Tribute acts have gone millennial. There's Katy Ellis, a Taylor Swift tribute who "not only looks like Taylor Swift but has the same mannerisms, energy on stage and attitude, and-" this is an odd selling point "-is even the same age." Want Lady Gaga in her meat-dress finery but without having to actually deal with Lady Gaga? Hire Donna Marie, "number one multi-award winning Lady Gaga tribute" who looks exactly like Lady Gaga, according to Lady Gaga. Do you enjoy a certain boy band but are bummed they're now more of a "man band?" You could book Only One Direction, a tribute band so good, Virgin Radio declared they "sound better at being One Direction than One Direction are at being One Direction," a compliment so deep and meta, it simultaneously creates a Russian doll-spiral into an existential crisis and a very weird thought experiment, because, mathematically, three levels of One Direction is still One Direction but cubed. Also, one great thing about being in One Direction is you probably never have to go asking for them.

Imitation gets a bad rap in our modern times, but that hasn’t been the case for much of human history. Plato imitated Socrates, except he wrote things down, wore sandals and had a job. Christians are commanded to constantly imitate Christ. Children grow up imitating those around them. This is why you’re reading this essay in English and not in Esperanto.
Indeed, all musicians and artists, nay, all people, start out in imitation.
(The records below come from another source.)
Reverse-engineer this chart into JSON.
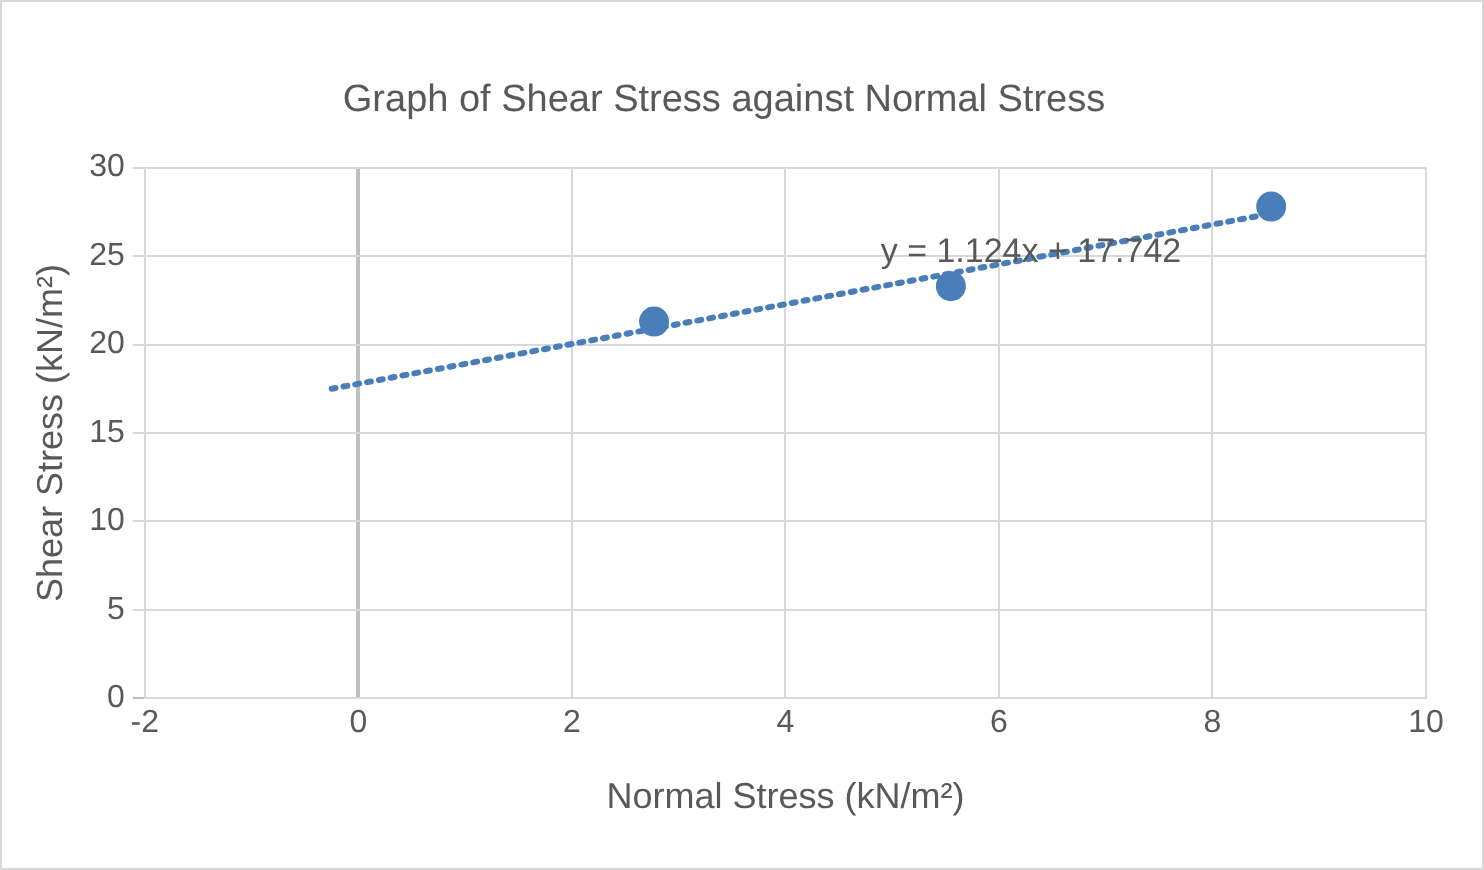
{
  "chart_data": {
    "type": "scatter",
    "title": "Graph of Shear Stress against Normal Stress",
    "xlabel": "Normal Stress (kN/m²)",
    "ylabel": "Shear Stress (kN/m²)",
    "x": [
      2.77,
      5.55,
      8.55
    ],
    "series": [
      {
        "color": "#4a7ebb",
        "values": [
          21.3,
          23.3,
          27.8
        ],
        "marker": "circle"
      },
      {
        "type": "line",
        "color": "#4a7ebb",
        "x": [
          -0.25,
          8.55
        ],
        "values": [
          17.5,
          27.4
        ],
        "marker": "none",
        "line_style": "dotted"
      }
    ],
    "annotations": [
      {
        "text": "y = 1.124x + 17.742",
        "x": 6.3,
        "y": 25.2
      }
    ],
    "xlim": [
      -2,
      10
    ],
    "xticks": [
      -2,
      0,
      2,
      4,
      6,
      8,
      10
    ],
    "ylim": [
      0,
      30
    ],
    "yticks": [
      0,
      5,
      10,
      15,
      20,
      25,
      30
    ],
    "grid": true,
    "legend": false
  }
}
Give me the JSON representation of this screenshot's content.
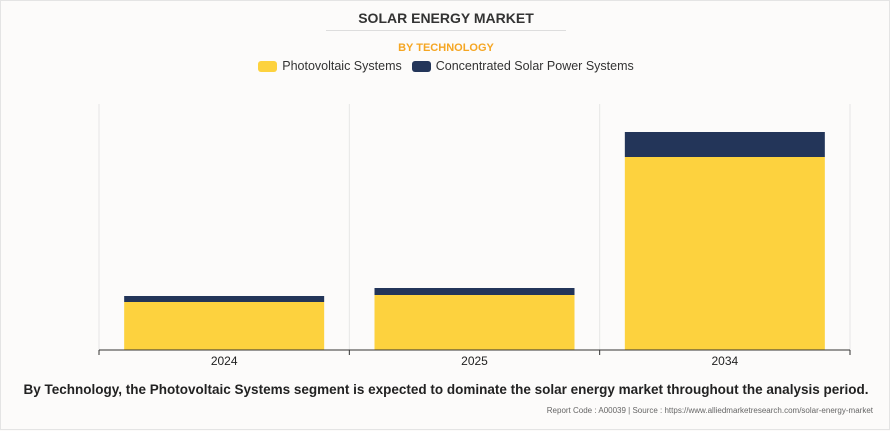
{
  "chart_data": {
    "type": "bar",
    "stacked": true,
    "title": "SOLAR ENERGY MARKET",
    "subtitle": "BY TECHNOLOGY",
    "categories": [
      "2024",
      "2025",
      "2034"
    ],
    "series": [
      {
        "name": "Photovoltaic Systems",
        "color": "#fdd23e",
        "values": [
          48,
          55,
          193
        ]
      },
      {
        "name": "Concentrated Solar Power Systems",
        "color": "#233559",
        "values": [
          6,
          7,
          25
        ]
      }
    ],
    "ylim": [
      0,
      246
    ],
    "y_axis_shown": false,
    "grid": "vertical",
    "legend_position": "top"
  },
  "caption": "By Technology, the Photovoltaic Systems segment is expected to dominate the solar energy market throughout the analysis period.",
  "footer": "Report Code : A00039  |  Source : https://www.alliedmarketresearch.com/solar-energy-market"
}
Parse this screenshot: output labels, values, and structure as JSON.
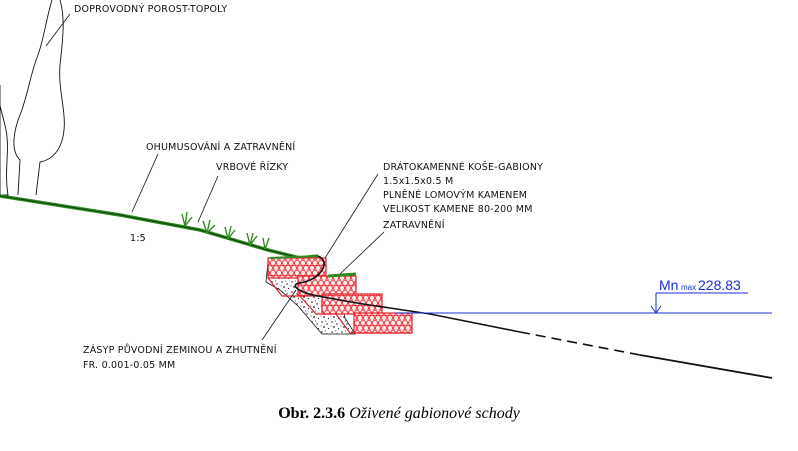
{
  "labels": {
    "trees": "DOPROVODNÝ POROST-TOPOLY",
    "humus": "OHUMUSOVÁNÍ A ZATRAVNĚNÍ",
    "willow": "VRBOVÉ ŘÍZKY",
    "slope": "1:5",
    "gabion_1": "DRÁTOKAMENNÉ KOŠE-GABIONY",
    "gabion_2": "1.5x1.5x0.5 M",
    "gabion_3": "PLNĚNÉ LOMOVÝM KAMENEM",
    "gabion_4": "VELIKOST KAMENE 80-200 MM",
    "gabion_5": "ZATRAVNĚNÍ",
    "backfill_1": "ZÁSYP PŮVODNÍ ZEMINOU A ZHUTNĚNÍ",
    "backfill_2": "FR. 0.001-0.05 MM"
  },
  "water_level": {
    "symbol": "Mn",
    "subscript": "max",
    "value": "228.83"
  },
  "caption": {
    "number": "Obr. 2.3.6",
    "title": "Oživené gabionové schody"
  },
  "colors": {
    "gabion": "#e8202a",
    "grass": "#2e8b1e",
    "water": "#1a2fd6"
  }
}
Salvador Dali once said, “Those who do not want to imitate anything, produce nothing.” Everyone has watched another person do a particular thing and thought, “hey, I should try that,” then failed miserably over and over until it either clicked and they moved on, or they just gave up and moved on regardless. Some men learn to do the knot for a bow tie, others just buy clip ons, but all men have pretended to be James Bond when wearing a tuxedo. And so, let us celebrate the imitators, the fakes, the phonies, the second places and almost-greats, the impressionists and mimics, great echoes all. They are us and we are them. There is no escape from the ripples we are to the stones thrown before us into the water of time. All we can do is watch the stone pass us, making a new ripple, another tribute for the next day, and smile. After all: even if we are but an echo, an echo is still a sound.